Second quarter earnings season continued with roughly 60% of S&P 500 Index companies now having reported results. According to data from FactSet, 88% of companies that have reported beat expectations for each earnings and revenue results. Many firms have noted strong demand and improving margins.
The Federal Reserve met to set monetary policy, voting to hold interest rates unchanged near zero. The Federal Open Market Committee (FOMC) continues to assess whether "substantial further progress" has been made, which is expected to prompt the tapering of asset purchases later this year or early next year. Officials continue to monitor the labor market, where they are looking for a broad and inclusive recovery, and inflation, which they believe is being impacted largely by transitory pressures.

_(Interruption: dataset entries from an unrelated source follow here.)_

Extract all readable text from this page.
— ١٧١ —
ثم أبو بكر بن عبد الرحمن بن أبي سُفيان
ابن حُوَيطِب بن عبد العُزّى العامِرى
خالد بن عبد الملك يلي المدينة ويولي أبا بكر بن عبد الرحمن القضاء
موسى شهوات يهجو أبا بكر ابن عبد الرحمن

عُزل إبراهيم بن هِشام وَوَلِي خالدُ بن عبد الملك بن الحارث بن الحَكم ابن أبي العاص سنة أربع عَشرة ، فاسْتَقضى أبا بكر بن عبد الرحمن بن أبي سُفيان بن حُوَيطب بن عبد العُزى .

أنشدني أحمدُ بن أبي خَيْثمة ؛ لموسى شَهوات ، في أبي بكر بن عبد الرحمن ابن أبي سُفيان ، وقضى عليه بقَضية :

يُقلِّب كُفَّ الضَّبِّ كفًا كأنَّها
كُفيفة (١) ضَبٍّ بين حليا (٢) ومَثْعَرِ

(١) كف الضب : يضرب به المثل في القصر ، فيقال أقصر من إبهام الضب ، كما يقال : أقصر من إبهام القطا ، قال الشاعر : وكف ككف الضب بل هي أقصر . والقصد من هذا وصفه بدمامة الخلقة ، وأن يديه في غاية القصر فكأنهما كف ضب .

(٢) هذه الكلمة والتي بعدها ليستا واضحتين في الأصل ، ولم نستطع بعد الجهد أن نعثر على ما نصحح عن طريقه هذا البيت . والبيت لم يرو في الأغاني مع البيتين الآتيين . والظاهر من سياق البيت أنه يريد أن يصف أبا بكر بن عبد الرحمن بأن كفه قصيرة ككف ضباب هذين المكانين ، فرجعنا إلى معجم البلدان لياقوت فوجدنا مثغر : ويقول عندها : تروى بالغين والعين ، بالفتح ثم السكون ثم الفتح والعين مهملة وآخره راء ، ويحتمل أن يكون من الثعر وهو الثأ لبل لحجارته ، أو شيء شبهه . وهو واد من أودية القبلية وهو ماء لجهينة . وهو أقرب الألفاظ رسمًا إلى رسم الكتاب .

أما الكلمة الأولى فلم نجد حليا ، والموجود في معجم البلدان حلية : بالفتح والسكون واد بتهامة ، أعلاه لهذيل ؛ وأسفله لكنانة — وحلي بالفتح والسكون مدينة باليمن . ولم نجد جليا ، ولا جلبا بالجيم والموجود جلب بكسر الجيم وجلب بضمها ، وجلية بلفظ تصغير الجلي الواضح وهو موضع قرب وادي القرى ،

The highlight on the U.S. economic calendar was the first reading of second quarter economic growth. Gross domestic product (GDP) rose an annualized 6.5% last quarter, trailing forecasts and slightly better than the first quarter. Consumer spending, which makes up most of economic growth, jumped an annualized 11.8%, representing one of the largest gains since the 1950s. Core personal consumption expenditures, a measure of inflation, surged an annualized 6.1% in the second quarter, up from 2.7% in the first quarter but in line with expectations. A separate report released Friday showed personal spending and incomes each rose 0.1% in the month of June.
The report on durable goods orders for June showed an 0.8% increase, worse than anticipated but following a sharp upward revision to May’s gain. Core capital goods orders, a proxy for business investment, rose 0.5% for a second month. The Conference Board’s index of consumer confidence beat expectations for July, despite uncertainty surrounding the delta variant and inflation pressures.
Lawmakers met over the weekend to finalize text of a $550 billion bipartisan infrastructure bill, with a vote expected later this week. House Speaker Nancy Pelosi has said that she will not hold a vote on the bill unless the Senate also passes a larger reconciliation package.
In the week ahead, third quarter earnings season continues. The U.S. economic calendar includes the Institute for Supply Management’s purchasing manager indices, or PMIs, factory orders and the trade balance. On Friday, the Bureau of Labor Statistics releases its monthly Employment Situation Report, expected to show another substantial increase in payrolls and a slight drop in the unemployment rate.
As always, we’ll be watching and reporting back to you. Thank you.